“Морфий оказался сильнее”, — отвечает Балабанов в своих интервью.
Но хочется как-то подробнее…
С первым уколом в фильме все ясно — случайность. Доктор бросился неосторожно спасать пациента — дифтеритного мужика, схватил инфекцию. Ему вкололи противодифтеритную сыворотку. Аллергия. Морфий, чтобы снять приступ. А второй? Второй он уже делает себе сам по непонятной причине. Все вроде неплохо: только что он принял трудные роды. Мать жива, ребенок в порядке, персонал в восхищении... Дальше статичный план: сумерки, Поляков сидит за письменным столом у себя в кабинете где-то в глубине кадра, а потом подходит к камере и колет морфий, безо всяких там оправданий, на уровне актерской игры. Устал, нужно снять стресс, тоска одолела? Бог знает… Укололся — и все. Но после второго укола — он уже прочно сидит на игле, “коготок увяз — всей птичке пропасть”.
Отсутствие внутренних мотивировок — абсолютно сознательная авторская стратегия, реализованная на всех уровнях фильма.
Вещный мир тут воссоздан невероятно подробно, старательно и с редким музейным тщанием. Керосиновые лампы, старинные медицинские атласы с картинками, патефон с пластинками, портьеры с бомбошками, резные завитки деревянной кровати, книжные шкафы, бюсты, белые халаты с завязками на спине… Режиссер всем этим любуется, вещи на экране живут абсолютно самодостаточной жизнью и намертво врезаются в память.
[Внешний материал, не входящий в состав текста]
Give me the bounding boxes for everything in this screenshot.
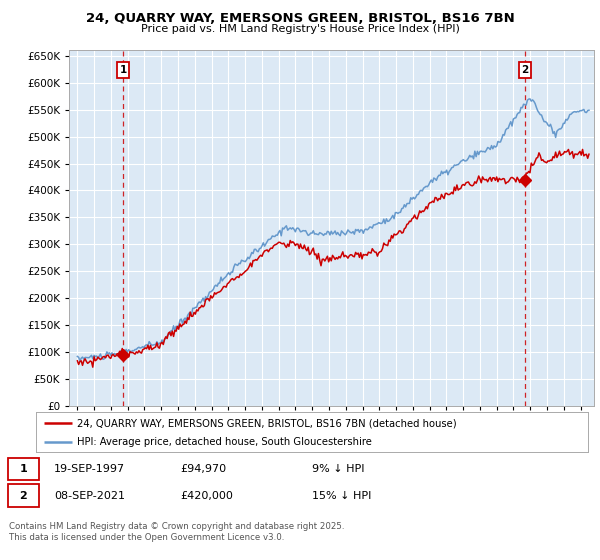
- Text: 24, QUARRY WAY, EMERSONS GREEN, BRISTOL, BS16 7BN: 24, QUARRY WAY, EMERSONS GREEN, BRISTOL,…: [86, 12, 514, 25]
- Text: 1: 1: [119, 65, 127, 75]
- Text: Contains HM Land Registry data © Crown copyright and database right 2025.
This d: Contains HM Land Registry data © Crown c…: [9, 522, 344, 542]
- Text: Price paid vs. HM Land Registry's House Price Index (HPI): Price paid vs. HM Land Registry's House …: [140, 24, 460, 34]
- Text: 24, QUARRY WAY, EMERSONS GREEN, BRISTOL, BS16 7BN (detached house): 24, QUARRY WAY, EMERSONS GREEN, BRISTOL,…: [77, 418, 457, 428]
- Text: £420,000: £420,000: [180, 491, 233, 501]
- Text: 1: 1: [20, 464, 27, 474]
- Text: 08-SEP-2021: 08-SEP-2021: [54, 491, 125, 501]
- Text: 19-SEP-1997: 19-SEP-1997: [54, 464, 125, 474]
- Text: HPI: Average price, detached house, South Gloucestershire: HPI: Average price, detached house, Sout…: [77, 437, 372, 446]
- Text: 15% ↓ HPI: 15% ↓ HPI: [312, 491, 371, 501]
- Text: 2: 2: [20, 491, 27, 501]
- Text: 2: 2: [521, 65, 529, 75]
- Text: 9% ↓ HPI: 9% ↓ HPI: [312, 464, 365, 474]
- Text: £94,970: £94,970: [180, 464, 226, 474]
Человеческой плоти в кадре тоже с избытком — цветущей, растерзанной и гниющей; и при этом цветущая нагота демонстрируется лишь затем, чтобы показать: все это обречено сгореть в огне или сделаться пищей червям.
А души нет. К примеру, здесь нет даже намека на то, что было очень значимым у Булгакова и в какой-то мере сохранилось в сценарии — субъективные переживания морфиниста: все эти неземные восторги и звуки ангельской музыки, сменяющиеся приступами невыносимой тоски. В фильме музыка связана с морфием, но только внешне: герой, как правило, заводит патефон во время укола, и предел субъективизма — заевшая пластинка в сцене, где Поляков не в силах управиться со шприцем. И сам ход болезни сводится исключительно к внешним симптомам — тошнота, рвота, озноб… Зритель не понимает, что дает Полякову морфий, и видит лишь, как быстро герой деградирует.
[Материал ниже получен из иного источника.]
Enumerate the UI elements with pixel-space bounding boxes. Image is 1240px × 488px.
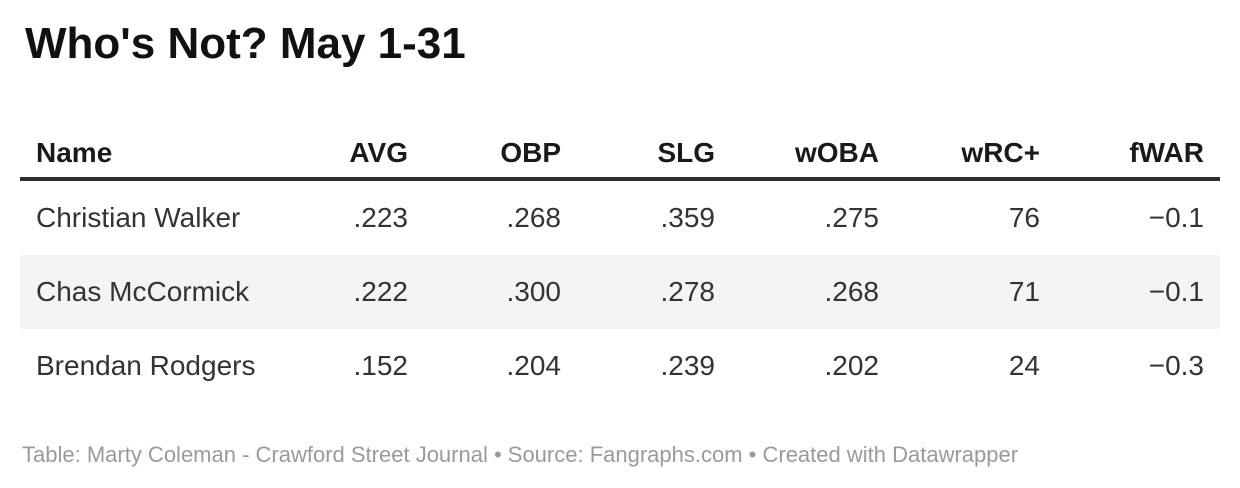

Стремительный процесс деградации показан пунктирно и делится на множество главок с почти случайными названиями. Названия эти в старой орфографии и в обрамлении нарядных виньеток то и дело мелькают на экране, позволяя Балабанову спрятать самое главное — момент, когда герой принимает решение.
Вот мы видим, как явившаяся на прием вдова Шеффер кокетливо курит, раскинувшись в гинекологическом кресле, и призывно взмахивает ножкой в белом чулке. А в начале следующей главы доктор и пациентка — уже в постели. Но они же все-таки не из подворотни оба, и доктор совсем не похож на человека, который в такой ситуации способен обойтись вовсе без слов. Но все эти слова остаются за кадром.
Или, например, в конце главки под названием “Горенбург”, в которой доктор впервые позволил себе накричать на идеальную медсестру — немку Аннушку — за то, что попыталась не дать ему морфию, мы видим, как к крыльцу докторской квартиры подкатывают на санях деревянную кадку для омовений; а в начале следующей главы “Анна Николаевна” — Аннушка уже сидит голышом у доктора на кровати, смотрит влюбленными глазами и со слезами кается, что сделала ему первый укол. При этом все извинения с его стороны следуют уже после секса. Значит, она сама к нему пришла и даже ванну заставила притащить. Интересная должна бы быть сцена. Но ее нет.
И это — принцип. Пробелы в повествовании позволяют Балабанову всякий раз ставить зрителя перед фактом, избегая психологических объяснений. В итоге милый, интеллигентный доктор расчеловечивается у нас на глазах с чудовищной скоростью и безо всякого внутреннего сопротивления. Он соскальзывает все ниже. Изменяет зачем-то любящей Аннушке с вдовой Шеффер. Крадет в аптеке морфий и подменяет калием, отчего в больнице погибают все разом обгоревшие на пожаре господа из Кузяева. Тут, признав наконец, что болен, он едет лечиться (хотя человеку порядочному после такого уже не лечиться, а стреляться пора). В больнице, не выдержав ломки, провоцирует погром и, натравив революционную матросню на беззащитных больных, крадет вожделенный морфий и убирается восвояси. Ближе к финалу, впрочем, в нем просыпается некое благородство. Одним пузырьком он делится с опустившейся Аннушкой, которую встречает на рынке, и, пристрелив ее нового сожителя — гнусного фельдшера Горенбурга, кончает с собой на сеансе в синематографе.